A VIDA QUERENDO PREGAR UMA PEÇA - Ledice Pereira

 




A VIDA QUERENDO PREGAR UMA PEÇA

Ledice Pereira

 

Depois que ficara viúva, há cinco meses, era a primeira vez que Irene saía sozinha com vontade de pegar um cinema.

Foram anos de dedicação a Alberto. O AVC o deixara numa cadeira de rodas por longos cinco anos.

A princípio, ela tentou cuidar dele sem ajuda de ninguém, apesar da discordância dos filhos. Ao final de um ano, estava totalmente debilitada e teve que aceitar dividir os cuidados com um cuidador.

Durante esse tempo, não tinha coragem de deixá-lo para passear. Saia apenas para o estritamente necessário.

Aquela manhã acordou com vontade de encerrar o luto. Deixou a roupa preta de lado, vestiu um conjunto rosa que estava um pouco largo, passou uma base e um blush no rosto abatido e saiu, deixando o apartamento desarrumado e a louça do café na pia. Estava na hora de pensar em si.

Dirigiu-se ao shopping onde poderia almoçar, olhar umas lojas, pois nem sabia quais eram as tendências atuais e depois escolheria um entre os tantos filmes em cartaz. Há quantos anos não entrava num cinema!

Sentou-se no restaurante, escolhia o que comeria, quando ouviu aquela voz: “Não acredito ser mesmo você!”

Reconheceria em qualquer lugar do mundo aquele timbre, aquela entonação.

Levantou os olhos e deu com ele à sua frente. Mário estava ali. Em carne e osso. Ela mal podia acreditar. A idade não havia judiado dele.

Não conseguiu emitir nenhum som.  Sentia, apenas, seu coração bater fortemente. Tentou dominar a emoção, falar naturalmente.

Ele, percebendo sua dificuldade, tentou deixá-la `vontade, pedindo licença para sentar-se ali.

— Está aguardando alguém – perguntou.

Ela poderia ter dito que sim, mas resolveu enfrentar aquela situação com coragem. Afinal, enfrentara situações bem mais difíceis ultimamente.

Mário havia sido seu grande amor de juventude. Mas era tão assediado por todas as garotas da região o que o fazia sentir-se o gostosão do pedaço. Um namorador inveterado.

Ela lhe dera várias oportunidades, quando ele vinha humildemente pedir-lhe perdão, jurando que andaria na linha. Mas não houve jeito. Foram inúmeras as traições.

Certo dia, ela colocou um fim à história dos dois e terminou definitivamente aquele namoro conturbado, embora ele tivesse insistido algumas vezes para que reatassem.

Irene permaneceu irredutível.
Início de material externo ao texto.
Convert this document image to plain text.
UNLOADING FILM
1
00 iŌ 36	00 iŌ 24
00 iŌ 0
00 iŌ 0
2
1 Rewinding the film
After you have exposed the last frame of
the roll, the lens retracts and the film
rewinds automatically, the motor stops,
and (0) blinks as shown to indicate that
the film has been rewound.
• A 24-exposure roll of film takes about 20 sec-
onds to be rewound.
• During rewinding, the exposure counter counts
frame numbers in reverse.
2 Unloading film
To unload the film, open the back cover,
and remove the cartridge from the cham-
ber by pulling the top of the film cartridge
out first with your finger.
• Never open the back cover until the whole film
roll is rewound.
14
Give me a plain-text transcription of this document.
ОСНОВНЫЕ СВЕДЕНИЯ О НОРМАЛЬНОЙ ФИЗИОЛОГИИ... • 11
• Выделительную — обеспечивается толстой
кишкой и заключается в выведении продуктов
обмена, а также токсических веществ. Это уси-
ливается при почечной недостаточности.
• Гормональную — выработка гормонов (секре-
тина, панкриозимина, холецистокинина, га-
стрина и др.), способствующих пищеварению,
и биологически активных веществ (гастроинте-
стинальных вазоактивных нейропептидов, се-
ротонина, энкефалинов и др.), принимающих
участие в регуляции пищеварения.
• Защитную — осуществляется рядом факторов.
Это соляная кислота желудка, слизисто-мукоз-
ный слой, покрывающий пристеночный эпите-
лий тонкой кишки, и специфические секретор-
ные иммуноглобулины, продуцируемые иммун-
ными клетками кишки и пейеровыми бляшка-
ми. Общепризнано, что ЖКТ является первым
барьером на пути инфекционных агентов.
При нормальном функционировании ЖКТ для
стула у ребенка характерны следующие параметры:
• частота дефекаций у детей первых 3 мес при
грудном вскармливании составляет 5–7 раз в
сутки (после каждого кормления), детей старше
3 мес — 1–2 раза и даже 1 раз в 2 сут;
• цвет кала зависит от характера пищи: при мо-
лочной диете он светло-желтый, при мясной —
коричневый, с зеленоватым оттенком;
Tocou a vida para frente. Começou a trabalhar e conheceu Alberto que logo a conquistou com sua gentileza, atenção, cavalheirismo, fidelidade.

Irene sentiu-se amada e com ele construiu uma vida plena de amor e de respeito.

Às vezes, seu subconsciente pregava-lhe uma peça. A imagem de Mário vinha-lhe à mente para a desequilibrar.

Aquele encontro foi demais para ela. Desistiu de entrar no cinema, voltando mais cedo para casa. Precisou abrir uma garrafa de vinho para tentar digerir aquele encontro. Conseguiu dormir já era madrugada.

Ela sabia que não poderia cair na tentação de retornar àquela relação. A vida lhe ensinara que o pau que nasce torto, morre torto.

Resolveu continuar tomando as rédeas de sua vida. O passado ficara para trás há muito tempo.